The History of Suppression

Applied Behavior Analysis (ABA) therapy, which became the dominant autism intervention in the United States in the 1980s and 1990s, included stim suppression as a core goal. The theory was that reducing stimming would improve social functioning by making autistic people appear more neurotypical. Compliance was trained through reward and punishment protocols. The consequences of this approach have been documented extensively. Researchers at York University found that autistic adults who had undergone stim suppression interventions in childhood showed significantly higher rates of PTSD symptoms than those who had not, with the suppression experience itself identified as a primary trauma factor. Suppression of stimming doesn't teach regulation. It removes the regulation tool and leaves the dysregulation. A study from Curtin University found that autistic adults who were able to stim freely reported lower sensory overload, better emotional regulation, and higher quality of life than those who reported significant stim suppression — in both social and professional environments.

The Social Complexity

The argument most often made for stim suppression is social: that stimming makes autistic people stand out in ways that draw negative attention. This argument isn't entirely without basis — neurodivergent people do face real social consequences for visible differences. But the solution implied by the argument — suppress the behavior — doesn't address the cause of those consequences. It addresses the visibility of the cause, while leaving the underlying state to manage itself without its primary tool. There's also a growing counter-movement, particularly among autistic adults and neurodivergent communities, that reframes stimming as a legitimate and visible form of neurodivergent expression rather than a deficit to be corrected. This framing is supported by research showing that forced suppression produces worse outcomes than accommodation. A tangent worth noting: the neurodivergent masking literature includes stim suppression as one of the most costly forms of masking in terms of energy expenditure and downstream psychological harm. An autistic person suppressing stims in a meeting is running a constant inhibitory process in addition to everything else the meeting requires. The cost is real and cumulative.

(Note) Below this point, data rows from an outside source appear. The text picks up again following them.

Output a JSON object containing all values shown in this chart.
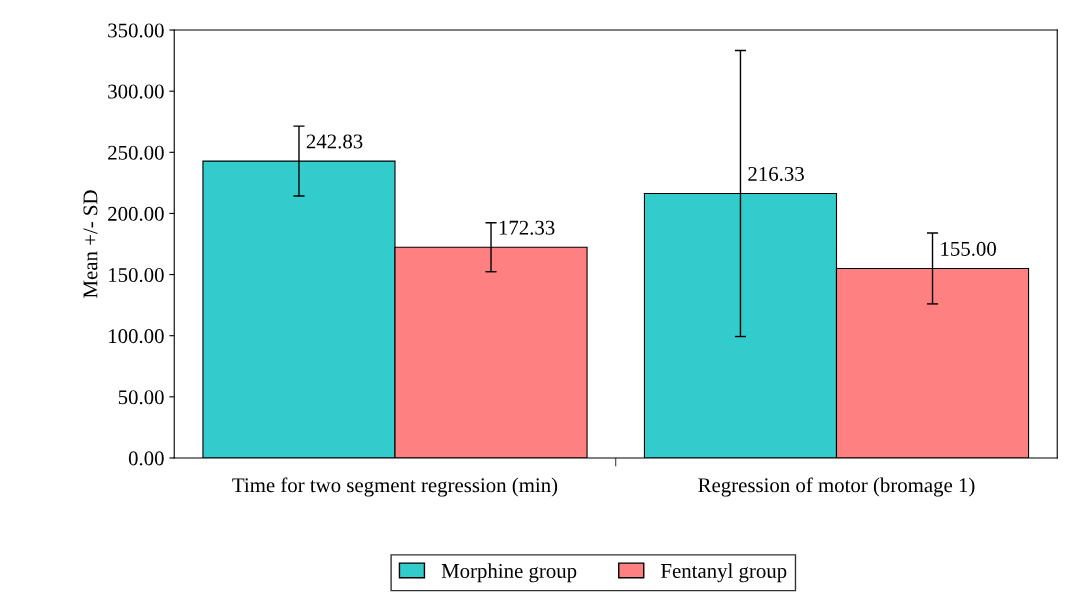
{
  "chart_data": {
    "type": "bar",
    "ylabel": "Mean +/- SD",
    "categories": [
      "Time for two segment regression (min)",
      "Regression of motor (bromage 1)"
    ],
    "series": [
      {
        "name": "Morphine group",
        "color": "#33cccc",
        "values": [
          242.83,
          216.33
        ],
        "errors": [
          28.6,
          117
        ],
        "value_labels": [
          "242.83",
          "216.33"
        ]
      },
      {
        "name": "Fentanyl group",
        "color": "#ff8080",
        "values": [
          172.33,
          155.0
        ],
        "errors": [
          20,
          29
        ],
        "value_labels": [
          "172.33",
          "155.00"
        ]
      }
    ],
    "ylim": [
      0,
      350
    ],
    "yticks": [
      {
        "value": 0,
        "label": "0.00"
      },
      {
        "value": 50,
        "label": "50.00"
      },
      {
        "value": 100,
        "label": "100.00"
      },
      {
        "value": 150,
        "label": "150.00"
      },
      {
        "value": 200,
        "label": "200.00"
      },
      {
        "value": 250,
        "label": "250.00"
      },
      {
        "value": 300,
        "label": "300.00"
      },
      {
        "value": 350,
        "label": "350.00"
      }
    ],
    "grid": false,
    "legend": "bottom"
  }
}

Choosing When and Where, Not Whether

A more functional approach to stimming in adult life involves understanding the purpose of specific stims, identifying which stims are most effective for regulation, and making choices about context rather than attempting wholesale suppression. Some stims are unobtrusive enough to go unnoticed in most settings. Some can be done in private before or after high-demand situations. Some can be replaced by more contextually acceptable alternatives that serve the same regulatory function. The goal is to preserve the function — regulation, expression, processing — while navigating environments that weren't designed with neurodivergent nervous systems in mind. That's a negotiation problem, not a pathology problem. Stimming is the nervous system doing its job. The question is never whether to allow it. The question is how to support it intelligently.